Pourtant, cet homme extraordinaire, qui peut se vanter d’avoir joui d’une popularité immense, était, dans le privé, un brave bourgeois, tranquille, sans besoins, sans ambitions. Son existence s’écoulait de la rue de Vaugirard, où il demeurait, à la rue Montmartre, où se trouvaient les bureaux du journal. C’était toujours le même itinéraire. Chaque soir, il partait de son pas paisible, descendait jusqu’aux Halles où il s’engloutissait dans le métro. Cette monotonie n’était rompue que par les réunions publiques ou clandestines et les séjours à la Santé ou à la Conciergerie.

Parfois, il prenait son bâton et se mettait à parcourir la province. Il s’intitulait alors « commis-voyageur en socialisme ».

Nous l’appelions le « général ». Cela venait de son costume d’apparence militaire. Il portait un veston qui lui serrait la taille, au col étroit, à allure de dolman.

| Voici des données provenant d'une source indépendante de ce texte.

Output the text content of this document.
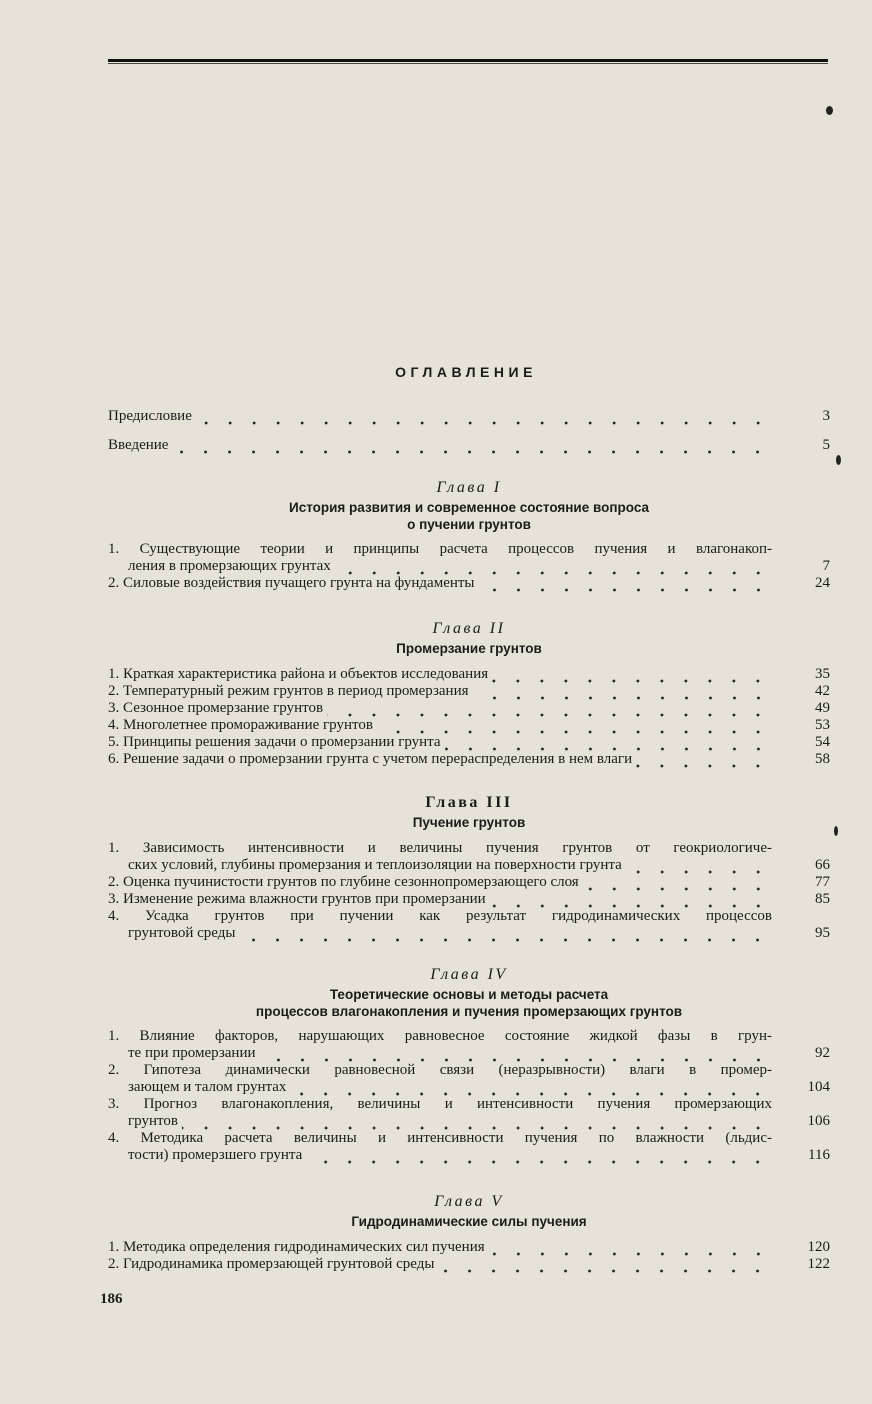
ОГЛАВЛЕНИЕ
Предисловие	3
Введение	5
Глава I
История развития и современное состояние вопроса
о пучении грунтов
1. Существующие теории и принципы расчета процессов пучения и влагонакоп-
ления в промерзающих грунтах	7
2. Силовые воздействия пучащего грунта на фундаменты	24
Глава II
Промерзание грунтов
1. Краткая характеристика района и объектов исследования	35
2. Температурный режим грунтов в период промерзания	42
3. Сезонное промерзание грунтов	49
4. Многолетнее промораживание грунтов	53
5. Принципы решения задачи о промерзании грунта	54
6. Решение задачи о промерзании грунта с учетом перераспределения в нем влаги	58
Глава III
Пучение грунтов
1. Зависимость интенсивности и величины пучения грунтов от геокриологиче-
ских условий, глубины промерзания и теплоизоляции на поверхности грунта	66
2. Оценка пучинистости грунтов по глубине сезоннопромерзающего слоя	77
3. Изменение режима влажности грунтов при промерзании	85
4. Усадка грунтов при пучении как результат гидродинамических процессов
грунтовой среды	95
Глава IV
Теоретические основы и методы расчета
процессов влагонакопления и пучения промерзающих грунтов
1. Влияние факторов, нарушающих равновесное состояние жидкой фазы в грун-
те при промерзании	92
2. Гипотеза динамически равновесной связи (неразрывности) влаги в промер-
зающем и талом грунтах	104
3. Прогноз влагонакопления, величины и интенсивности пучения промерзающих
грунтов	106
4. Методика расчета величины и интенсивности пучения по влажности (льдис-
тости) промерзшего грунта	116
Глава V
Гидродинамические силы пучения
1. Методика определения гидродинамических сил пучения	120
2. Гидродинамика промерзающей грунтовой среды	122
186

On le blaguait là-dessus. La vérité, c’est que par mesure d’économie, il avait fait tailler cet habit dans un uniforme de son frère, le commandant d’artillerie mort pendant la guerre, dans la Somme, à quelques pas du lieu où je me trouvais moi-même.

Du reste, aucun souci vestimentaire chez Hervé. Sur ce point, il pouvait être comparé à Jaurès. Je l’ai vu, à la Santé, le soir venu, au moment où le guichetier nous mettait sous clef pour la nuit, entrer dans sa cellule et se dépouiller en un clin d’œil de ses habits. Il jetait son veston au milieu de la pièce ; puis le pantalon allait le rejoindre ; après quoi v’lan ! les chaussures. Ah ! c’était promptement fait. Et le « général » tombait dans son lit, éteignait la lumière. Deux minutes après, il ronflait.

C’était un dormeur merveilleux et méthodique. Pas un événement n’était capable de le distraire de son sommeil. Il nous expliquait, en riant, qu’il avait deux tiroirs dans son cerveau : le tiroir aux noirs soucis ; le tiroir aux pensées roses.

— Alors, vous comprenez, comme je veux dormir tranquille, je ferme le mauvais tiroir et j’ouvre le bon.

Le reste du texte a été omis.